Jordan Peterson preaches against making straw man arguments while creating a city of straw men to battle. A good example of this is when he says something like postmodernists or Derrida or some one holds the belief that "any idea is as good as any other."

As one actual professor of Philosophy said, not only did Derrida never make such a claim, but "no one ever said this."


One of the challenges of understanding if Jordan Peterson is stoking a dangerous level of polarization is that it depends on which of his videos you watch. I watched most of three long videos of him and Sam Harris (a liberal of some sort) talking and it was like a different guy showed up - he didn't say anything about cultural marxists, post-modernists, college professors, or liberals.

Finally I'm going to make a supposition about what I think drives the freak out you get from "conservative" or the "right" figureheads when they talk about post-modernism, Derrida or Foucalt. It's the concept of "deconstruction" which may be a way of saying lets look closely at the text to trace where a particular idea, norm or "fact" originated. Once you start asking those sorts of questions you are quite threatening to some people who have power. It's in a way, an argument of whether to accept authority of those with power to define acceptable ideas, or to question that authority.
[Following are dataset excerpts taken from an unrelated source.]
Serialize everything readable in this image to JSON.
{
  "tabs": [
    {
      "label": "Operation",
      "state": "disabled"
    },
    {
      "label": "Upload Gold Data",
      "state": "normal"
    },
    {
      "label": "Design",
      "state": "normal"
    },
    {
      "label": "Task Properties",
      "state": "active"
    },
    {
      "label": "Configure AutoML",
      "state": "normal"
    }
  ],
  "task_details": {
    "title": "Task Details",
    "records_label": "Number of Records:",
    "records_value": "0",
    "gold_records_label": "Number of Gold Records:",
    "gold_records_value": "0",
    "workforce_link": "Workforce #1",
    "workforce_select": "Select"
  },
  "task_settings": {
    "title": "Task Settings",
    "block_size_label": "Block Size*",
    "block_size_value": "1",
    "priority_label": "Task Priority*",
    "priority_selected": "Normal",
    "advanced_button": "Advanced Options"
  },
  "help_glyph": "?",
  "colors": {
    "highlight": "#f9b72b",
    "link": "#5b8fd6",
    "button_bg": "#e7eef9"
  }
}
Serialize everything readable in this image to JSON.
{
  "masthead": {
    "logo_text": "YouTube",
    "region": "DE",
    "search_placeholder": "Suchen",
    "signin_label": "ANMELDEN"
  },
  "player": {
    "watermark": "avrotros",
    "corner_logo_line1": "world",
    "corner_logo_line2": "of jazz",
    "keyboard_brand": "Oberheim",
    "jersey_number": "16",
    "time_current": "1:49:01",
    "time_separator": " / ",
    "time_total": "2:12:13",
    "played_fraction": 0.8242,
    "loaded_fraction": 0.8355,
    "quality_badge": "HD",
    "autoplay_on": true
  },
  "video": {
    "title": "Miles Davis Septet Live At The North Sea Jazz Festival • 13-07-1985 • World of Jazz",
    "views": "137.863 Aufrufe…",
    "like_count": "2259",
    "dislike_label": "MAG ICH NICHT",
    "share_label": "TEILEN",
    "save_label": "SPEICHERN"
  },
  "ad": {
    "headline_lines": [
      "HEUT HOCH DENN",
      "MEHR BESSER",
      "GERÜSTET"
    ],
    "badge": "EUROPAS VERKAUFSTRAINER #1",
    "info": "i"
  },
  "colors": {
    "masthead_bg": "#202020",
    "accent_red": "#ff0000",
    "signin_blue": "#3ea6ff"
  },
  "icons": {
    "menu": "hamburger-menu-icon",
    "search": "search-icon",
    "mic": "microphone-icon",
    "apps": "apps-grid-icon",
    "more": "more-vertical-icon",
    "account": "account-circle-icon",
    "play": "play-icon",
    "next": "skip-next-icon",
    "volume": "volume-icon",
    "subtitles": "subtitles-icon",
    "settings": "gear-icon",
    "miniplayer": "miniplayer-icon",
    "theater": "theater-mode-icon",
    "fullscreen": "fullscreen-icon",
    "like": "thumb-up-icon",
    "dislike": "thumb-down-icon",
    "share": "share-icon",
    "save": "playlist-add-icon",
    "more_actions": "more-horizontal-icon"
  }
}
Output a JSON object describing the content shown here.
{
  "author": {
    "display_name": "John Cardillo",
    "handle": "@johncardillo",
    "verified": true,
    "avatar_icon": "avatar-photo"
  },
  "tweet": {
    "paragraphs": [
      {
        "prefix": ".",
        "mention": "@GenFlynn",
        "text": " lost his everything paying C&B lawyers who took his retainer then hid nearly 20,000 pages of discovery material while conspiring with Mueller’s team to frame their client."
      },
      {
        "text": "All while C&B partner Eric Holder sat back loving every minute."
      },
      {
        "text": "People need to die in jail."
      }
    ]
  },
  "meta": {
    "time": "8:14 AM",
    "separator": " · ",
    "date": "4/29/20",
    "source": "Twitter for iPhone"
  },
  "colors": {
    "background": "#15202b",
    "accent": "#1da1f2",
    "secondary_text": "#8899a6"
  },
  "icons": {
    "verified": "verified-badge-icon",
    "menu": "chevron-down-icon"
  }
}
Not all authority is bad and not all hierarchies are bad - it's hard to see how humans could accomplish much without them in some form. The flip side to that is that unquestioned obedience to those in power has led to some very bad things in the history of humanity.

The preacher Jordan Peterson is, to use a phrase from the late West Texan philosophy professor Rick Roderick, the Pharaoh's enabler whether he realizes it or not. Hopefully he has the insight, self-awareness and a moral compass that will allow him to see that although some of what he is doing may be valuable, some of what he is doing is morally reprehensible and potentially dangerous.

Eric Hoffer wrote about mass movements. He tells us that in any mass movement the intellectuals play a key role in inciting the true believers. Intellectuals cannot move their ideology into the world directly. Implementing the ideology is done by men of action - through local mob violence and eventually by the iron boot of the state. Unlike Donald Trump who has lots of visible warts - Peterson is smooth, sounds credible and is charged with emotion. He's also a chameleon who changes his color depending on his surroundings. He's admired by the alt-right proto fascists and that is a bit worrisome.

Disclaimer: To be honest I don't really care about any of this other than in an abstract sort of way. I like to think and make notes to myself. It's not my reality. I'm happy, healthy and thankful for the life I have. I have truly been blessed with my life, my family and friends. I hope whatever reality you live in is equally as good.